Tuesday, November 3, 2009

'Tis So Sweet

I know - a strange title for such a painful time in our lives. Summer and I have said since this journey began 3 weeks ago today that it is our prayer that all that we do and say would glorify the Father, even in the midst of our grief. This strength can only come from trusting a Savior who is mightier than ourselves.

This week I came across a hymn I haven't sung for a couple of years - 'Tis So Sweet to Trust in Jesus.

’Tis so sweet to trust in Jesus, just to take Him at His word, just to rest upon His promise, just to know, “Thus saith the Lord.”

O how sweet to trust in Jesus, just to trust His cleansing blood, just in simple faith to plunge me ’neath the healing, cleansing flood!

Yes, ’tis sweet to trust in Jesus, just from sin and self to cease, just from Jesus simply taking life and rest and joy and peace.

I’m so glad I learned to trust Thee, Precious Jesus, Savior, Friend; and I know that Thou art with me, wilt be with me to the end.

Chorus: Jesus, Jesus, how I trust Him! How I’ve proved Him o’er and o’er! Jesus, Jesus, precious Jesus! O for grace to trust Him more!

"Tis so sweet to trust in Jesus, just to take Him at His word..." may seem like shallow, mindless words spoken from a implausible faith. However, the woman who wrote these words had just lost her husband in a horrible drowning accident. "As Louisa Stead, her husband and their little daughter were enjoying an ocean side picnic one day, a drowning boy cried for help. Mr. Stead rushed to save him but was pulled under by the terrified boy. Both drowned as Louisa and her daughter watched helplessly. During the sorrowful days that followed, the words of this hymn came from the grief stricken wife’s heart".(Osbeck, K. W.) "Louisa was left without any means of support and she and her daughter were quickly in dire poverty. One day when there was no food in the house and no money to purchase any, Louisa opened the front door to find someone had left groceries and money sitting there for her. That same day she sat down and wrote 'Tis so Sweet to Trust in Jesus...'".

These are words that could be only spoken out of brokenness. In recent days I have come to understand with greater meaning how sweet it is to trust in Jesus, just as Louisa had. This is the blessedness which Jesus spoke of in Matthew 5: "Blessed are the poor in spirit, for they will inherit the kingdom of Heaven." It is only when you allow yourself to completely surrender that which you knew you didn't posses all along - control - to the One Person who has all "power and authority in heaven and on earth". That's when you become poor in spirit. Sometimes it takes an event like Louisa's - a death of a loved one. Certainly Summer and I have experienced brokeness in recent weeks, but at the same time, I feel as though there is so much more I need to be broken of, so much more I need to surrender.

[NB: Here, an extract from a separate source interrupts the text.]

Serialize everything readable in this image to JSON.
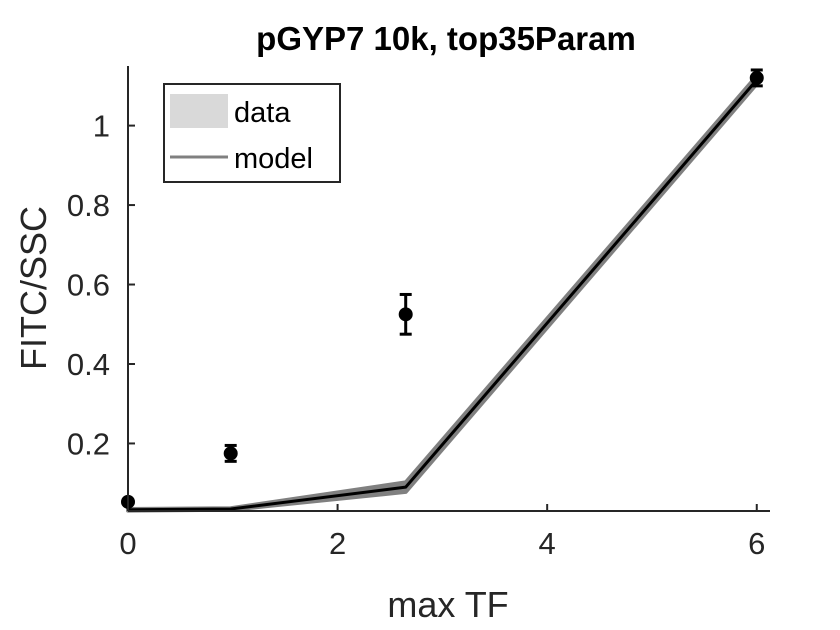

God will continue to bring the sanctifying experiences into our lives - they are different for every person. Not everyone needs a death of a child to draw them closer to God - but everyone will experience times of fire and trial. These come not because God loves to see His creation suffer. He doesn't cause it - He didn't cause our child to have Potters Syndrome. The same love in which He gave His Son to die on our behalf is the same love that allows us to choose to believe in Him (instead of forcing us to choose Him). It is also the same love that allows, not causes, death and pain to happen. He allowed Adam and Eve to sin and this sin brought about disease and death. So then - the same love that allows choice also allows pain.

For sure, the pain that is experienced by all can be used for good - but this brings me back to the trust part. The only way that pain can truly bring about good for people is for people to trust in Jesus. Romans 8:28 states that, "...we know that in all things God works for the good of those who love him...". This is the hope which Summer and I have - that God is working this out for our good, and it is through our love of and trust in Jesus that allows the good to be demonstrated in our lives. This is the sweetness of trusting in Jesus - and our lives have and will continue to prove Him over and over, not because of anything that we have done or will do, but because of what He has done for us.

Is the pain still real and present in our lives? Yes. But if it were not for the pain, the little boy who got his hand too close to the fire would not know his hand were burnt and would thus not cry out for his parents to come, to help heal the wound and hold him in his pain as a parent does so many times for their hurting child. Without the pain, he might not know when his hand becomes infected from the burn and he could loose it.

In the same way, we cry out to our Heavenly Father to come - heal our wound and soothe us by holding us close. In this we become poor, acknowledging that He is the only One who can heal and hold us and we maintain our whole self (body and soul) without loosing a part. And, according to Matthew 5, that is a blessed place to be.